We are not persuaded by appellee's argument that Campos is no longer valid because of subsequent statutory amendments. At the time Campos was decided, the definition of "intoxicated" applicable in a prosecution for driving while intoxicated was substantially identical to that now found in art. 6701l-1(a)(2)(A). See Lockhart v. State, 108 Tex.Cr. 597, 1 S.W.2d 894 (App.1927). Although "intoxicated" was not defined in terms of alcohol concentration before the 1983 amendments to art. 6701l-1, there was at the time of Campos a statutory presumption of intoxication based on blood alcohol level. See art. 6701l -5, § 3 (1977). The definitions found in §§ 8.04 and 42.08 remain as they were when Campos was decided. In short, "intoxicated" was defined in various ways in 1981, just as it is today, depending on the context.

We hold, by analogy to Campos, that § 104.01(5) is not unconstitutionally vague for failing to define "intoxicated." The *930 trial court erred in dismissing the information on that basis.

The order dismissing the information is reversed, and the cause is remanded to the county court at law for trial.

NOTES

[*] Before Earl W. Smith, Justice (Retired) Third Court of Appeals, sitting by assignment. See Tex.Gov't Code Ann. § 74.003 (1988).

[1] The court explained the ruling as follows:

I'm going to grant the motion to quash. And this is why I'm going to grant it. A law needs to be explicit in order for, one, people to know what it is they're not supposed to do.

Two, police officers to know what it is they're supposed to look for in enforcing that law.

And three, so that the person, whether it's an individual, a judge or a jury deciding guilt or innocence, knows what it is he's supposed to decide. This law is vague. I don't care what the Campos [v. State, infra] case says.

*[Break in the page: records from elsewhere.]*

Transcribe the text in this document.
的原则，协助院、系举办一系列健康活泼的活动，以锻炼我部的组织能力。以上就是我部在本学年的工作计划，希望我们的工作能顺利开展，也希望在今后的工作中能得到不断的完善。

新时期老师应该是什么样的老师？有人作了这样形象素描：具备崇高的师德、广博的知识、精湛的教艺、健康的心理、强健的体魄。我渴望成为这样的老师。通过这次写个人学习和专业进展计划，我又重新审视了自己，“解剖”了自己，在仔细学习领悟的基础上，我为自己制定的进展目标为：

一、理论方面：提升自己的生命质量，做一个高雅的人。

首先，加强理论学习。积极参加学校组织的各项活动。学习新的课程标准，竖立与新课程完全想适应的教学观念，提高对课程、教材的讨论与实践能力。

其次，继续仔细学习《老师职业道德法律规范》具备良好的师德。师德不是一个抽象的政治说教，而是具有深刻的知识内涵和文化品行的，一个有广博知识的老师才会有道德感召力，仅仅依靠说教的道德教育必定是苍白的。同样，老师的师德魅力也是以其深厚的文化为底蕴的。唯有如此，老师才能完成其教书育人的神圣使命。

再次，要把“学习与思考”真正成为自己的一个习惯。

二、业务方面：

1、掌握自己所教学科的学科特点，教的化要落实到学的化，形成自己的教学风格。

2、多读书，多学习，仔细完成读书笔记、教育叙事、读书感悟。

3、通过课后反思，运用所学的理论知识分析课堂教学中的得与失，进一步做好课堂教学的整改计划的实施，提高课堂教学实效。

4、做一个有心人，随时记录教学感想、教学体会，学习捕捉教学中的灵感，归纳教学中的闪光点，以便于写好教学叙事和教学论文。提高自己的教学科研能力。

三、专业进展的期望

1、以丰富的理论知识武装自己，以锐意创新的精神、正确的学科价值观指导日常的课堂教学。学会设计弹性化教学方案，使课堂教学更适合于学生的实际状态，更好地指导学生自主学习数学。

If I'm going to find somebody guilty and I have a spectrum of tipsy to a danger to himself in that offense intoxication—if I drink one can of beer I'm intoxicated. I'm intoxicated. That's what this says. Now, it leaves too much to the decision maker. Whether it's the person on the street, the police officer, or the jury or the judge, to fill in. And I am not going to listen to evidence on the law that's as vague as this. Because if I do it, and I apply my standard, another judge will apply his standard, and you can have totally opposite results in the same case. And I think that's why cases are—are— that's why courts decide the laws are unconstitutional because of vagueness. Because the results can be so dispersed.

You find one person guilty, one judge, based on his definition, and some other judge finds that same person not guilty. And I don't want to have that burden on me. If I'm going to decide somebody is guilty and I'm going to punish them, I need to know more. I want it to be set out. If they can do it for the PI Statute, if they can do it for the DWI Statute, then they can do it for this statute. Because they're all criminal offenses. Thank you.